L’investissement colossal en machines quantiques était quelque peu compensé par l’éradication quasi totale de la profession d’enseignant. Des millions de salaires en moins et des ordinateurs que l’on pouvait manipuler sans résistance et 24 heures sur 24.

Moi, j’étais l'un des rares fonctionnaires à posséder encore le statut d’enseignant programmeur. Mais les programmes, c’était bien P.R.O.F. Q125 qui s’en occupait. Il planifiait les programmations au fil des semaines et moi je programmais les planifications partiellement tous les mois, pour vérifier que rien ne clochait…

Bien qu’un peu réticents au début, les élèves adoraient ça. Les jours de classe étaient de toute façon réduits à 3 par semaines. Les parents qui n’acceptaient pas la nouvelle pédagogie pouvaient toujours placer leur progéniture dans des écoles privées mais les prix étaient exorbitants, faute de concurrence.

Finalement, la sélection à l’école n’avait plus lieu d’exister. Tout le monde était semblable. Tous les élèves étaient similaires. La liberté disparaissait peu à peu avec les différences et la créativité. Mais finalement, le peuple s’en moquait puisque la violence avait presque totalement disparu.

En outre, l’orientation des élèves se faisait selon des critères de prédispositions génétiques dès la naissance. De ce fait, leurs carrières étaient toutes tracées.

Oui, ça facilitait les choses.

Sans liberté et sous contrôle, les choses sont toujours plus faciles pour ceux qui ont le pouvoir de décider.

Je n’en pouvais plus. Les rires et les questions des enfants que j’imaginais me manquaient. Mon rôle de pantin programmeur me fit déprimer chaque jour un peu plus. Alors, un soir je pris une décision grave : détruire P.R.O.F. Q125 !

Pour mener mon méfait à son terme, un bon virus planaire fit l’affaire. J’infectais le réseau européen des P.R.O.F. Q125 à l’aide du virus et, en quelques jours, un prodigieux bazar éclata, rappelant aux plus vieux les grèves automnales ritualisées de l’Éducation Nationale.
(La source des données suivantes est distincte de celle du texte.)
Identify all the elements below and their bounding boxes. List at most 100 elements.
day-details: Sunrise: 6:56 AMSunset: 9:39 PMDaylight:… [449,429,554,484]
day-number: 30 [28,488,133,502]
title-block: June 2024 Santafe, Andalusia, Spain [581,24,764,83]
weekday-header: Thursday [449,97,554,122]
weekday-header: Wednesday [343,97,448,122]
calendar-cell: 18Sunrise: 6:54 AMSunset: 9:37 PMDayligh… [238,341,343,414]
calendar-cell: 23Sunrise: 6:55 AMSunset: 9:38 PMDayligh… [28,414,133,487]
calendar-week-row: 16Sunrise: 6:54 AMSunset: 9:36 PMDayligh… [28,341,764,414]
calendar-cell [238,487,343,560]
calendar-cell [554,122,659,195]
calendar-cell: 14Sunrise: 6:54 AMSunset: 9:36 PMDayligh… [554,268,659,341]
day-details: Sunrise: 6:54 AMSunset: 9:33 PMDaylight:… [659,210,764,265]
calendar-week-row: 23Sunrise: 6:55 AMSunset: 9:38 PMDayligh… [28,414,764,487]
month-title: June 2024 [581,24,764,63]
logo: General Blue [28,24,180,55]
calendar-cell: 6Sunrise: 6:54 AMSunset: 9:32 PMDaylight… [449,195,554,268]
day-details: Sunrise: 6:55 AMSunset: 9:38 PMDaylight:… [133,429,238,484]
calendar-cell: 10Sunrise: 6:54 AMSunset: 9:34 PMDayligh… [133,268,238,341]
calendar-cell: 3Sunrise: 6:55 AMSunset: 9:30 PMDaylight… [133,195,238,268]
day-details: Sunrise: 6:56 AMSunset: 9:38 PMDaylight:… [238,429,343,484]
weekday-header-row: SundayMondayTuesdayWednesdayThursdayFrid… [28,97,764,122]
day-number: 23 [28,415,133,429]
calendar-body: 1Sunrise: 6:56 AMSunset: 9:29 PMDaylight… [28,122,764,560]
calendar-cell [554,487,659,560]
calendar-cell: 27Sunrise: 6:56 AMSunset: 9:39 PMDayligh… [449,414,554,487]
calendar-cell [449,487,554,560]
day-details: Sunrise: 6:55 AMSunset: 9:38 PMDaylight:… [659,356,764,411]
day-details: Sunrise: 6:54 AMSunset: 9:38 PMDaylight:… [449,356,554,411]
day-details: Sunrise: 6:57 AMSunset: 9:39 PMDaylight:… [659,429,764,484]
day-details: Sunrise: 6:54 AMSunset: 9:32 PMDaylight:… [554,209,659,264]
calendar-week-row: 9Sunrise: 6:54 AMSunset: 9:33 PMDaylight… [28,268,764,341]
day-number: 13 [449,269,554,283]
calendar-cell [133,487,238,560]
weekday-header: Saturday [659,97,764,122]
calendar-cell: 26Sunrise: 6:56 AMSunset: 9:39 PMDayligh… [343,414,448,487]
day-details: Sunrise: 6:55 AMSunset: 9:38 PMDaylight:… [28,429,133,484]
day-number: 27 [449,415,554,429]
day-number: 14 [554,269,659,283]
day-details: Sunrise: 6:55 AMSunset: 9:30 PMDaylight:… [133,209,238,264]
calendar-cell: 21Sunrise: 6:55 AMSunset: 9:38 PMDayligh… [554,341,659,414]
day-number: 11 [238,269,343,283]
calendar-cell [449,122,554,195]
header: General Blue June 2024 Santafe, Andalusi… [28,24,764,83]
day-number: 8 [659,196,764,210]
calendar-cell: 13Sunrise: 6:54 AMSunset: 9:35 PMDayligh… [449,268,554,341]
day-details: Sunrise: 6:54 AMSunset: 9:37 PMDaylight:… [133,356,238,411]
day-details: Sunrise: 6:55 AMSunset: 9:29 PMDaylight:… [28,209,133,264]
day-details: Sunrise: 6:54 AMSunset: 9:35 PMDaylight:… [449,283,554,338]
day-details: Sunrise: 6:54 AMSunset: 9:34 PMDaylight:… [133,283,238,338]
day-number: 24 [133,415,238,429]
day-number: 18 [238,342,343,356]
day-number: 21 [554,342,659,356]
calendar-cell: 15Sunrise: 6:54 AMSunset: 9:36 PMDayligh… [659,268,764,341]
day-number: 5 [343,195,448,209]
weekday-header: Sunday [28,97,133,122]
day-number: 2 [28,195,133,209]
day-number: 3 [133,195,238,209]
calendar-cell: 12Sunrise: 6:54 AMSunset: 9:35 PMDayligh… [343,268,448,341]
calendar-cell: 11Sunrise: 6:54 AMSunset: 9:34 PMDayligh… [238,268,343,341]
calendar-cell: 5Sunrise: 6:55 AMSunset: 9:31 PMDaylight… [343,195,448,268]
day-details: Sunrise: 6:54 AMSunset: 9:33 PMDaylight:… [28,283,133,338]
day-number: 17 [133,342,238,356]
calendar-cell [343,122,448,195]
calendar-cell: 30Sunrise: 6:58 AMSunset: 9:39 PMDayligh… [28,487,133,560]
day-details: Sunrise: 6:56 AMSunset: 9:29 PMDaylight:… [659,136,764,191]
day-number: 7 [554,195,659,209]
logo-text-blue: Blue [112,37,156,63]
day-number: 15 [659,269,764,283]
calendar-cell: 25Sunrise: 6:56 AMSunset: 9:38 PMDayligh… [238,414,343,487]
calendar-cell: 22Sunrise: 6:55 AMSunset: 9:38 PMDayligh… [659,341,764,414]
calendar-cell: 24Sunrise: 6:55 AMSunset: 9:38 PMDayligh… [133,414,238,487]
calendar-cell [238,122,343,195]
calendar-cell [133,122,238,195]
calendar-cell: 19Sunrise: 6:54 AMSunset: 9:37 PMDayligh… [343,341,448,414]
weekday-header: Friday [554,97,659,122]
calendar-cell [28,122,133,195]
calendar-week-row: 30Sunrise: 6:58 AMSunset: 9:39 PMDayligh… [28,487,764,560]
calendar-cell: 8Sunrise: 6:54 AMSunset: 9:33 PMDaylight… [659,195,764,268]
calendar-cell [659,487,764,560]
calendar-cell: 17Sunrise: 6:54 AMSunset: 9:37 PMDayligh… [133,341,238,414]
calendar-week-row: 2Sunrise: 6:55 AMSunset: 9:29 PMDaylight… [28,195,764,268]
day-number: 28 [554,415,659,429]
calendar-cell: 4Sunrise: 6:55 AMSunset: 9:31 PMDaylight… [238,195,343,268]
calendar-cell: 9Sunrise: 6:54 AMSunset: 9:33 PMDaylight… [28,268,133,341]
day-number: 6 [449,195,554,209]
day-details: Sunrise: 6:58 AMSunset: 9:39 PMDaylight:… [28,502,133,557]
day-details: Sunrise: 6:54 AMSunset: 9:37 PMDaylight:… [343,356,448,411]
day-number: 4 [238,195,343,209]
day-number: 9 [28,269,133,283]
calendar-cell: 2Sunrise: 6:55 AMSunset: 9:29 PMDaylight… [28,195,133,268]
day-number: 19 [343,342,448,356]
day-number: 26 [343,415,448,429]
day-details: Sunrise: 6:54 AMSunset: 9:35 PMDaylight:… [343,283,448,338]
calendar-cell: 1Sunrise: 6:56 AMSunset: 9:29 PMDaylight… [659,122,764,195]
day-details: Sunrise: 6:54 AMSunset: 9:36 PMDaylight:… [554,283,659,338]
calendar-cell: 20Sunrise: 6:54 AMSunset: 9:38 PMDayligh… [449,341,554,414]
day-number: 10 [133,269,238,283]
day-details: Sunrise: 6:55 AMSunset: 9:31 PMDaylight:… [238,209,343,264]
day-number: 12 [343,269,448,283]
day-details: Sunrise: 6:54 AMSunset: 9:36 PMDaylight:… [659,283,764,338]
Trois semaines plus tard, ma démission en poche, je mis fin à cette sinistre expérience. Malheureusement pour les élèves, P.R.O.F. Q125 fut inévitablement réparé. Un pirate amateur comme moi ne pouvait pas lutter contre les officiers de la Marine Cybernétique Gouvernementale…

Cependant…

J’ai tout de même la chance de pouvoir me regarder avec honneur dans le miroir, tous les jours, exilé que je suis sur une île archaïque du Pacifique. Là-bas, P.R.O.F. Q125 c’est moi, un simple humain face à d’autres petits humains tous différents… et dangereusement libres.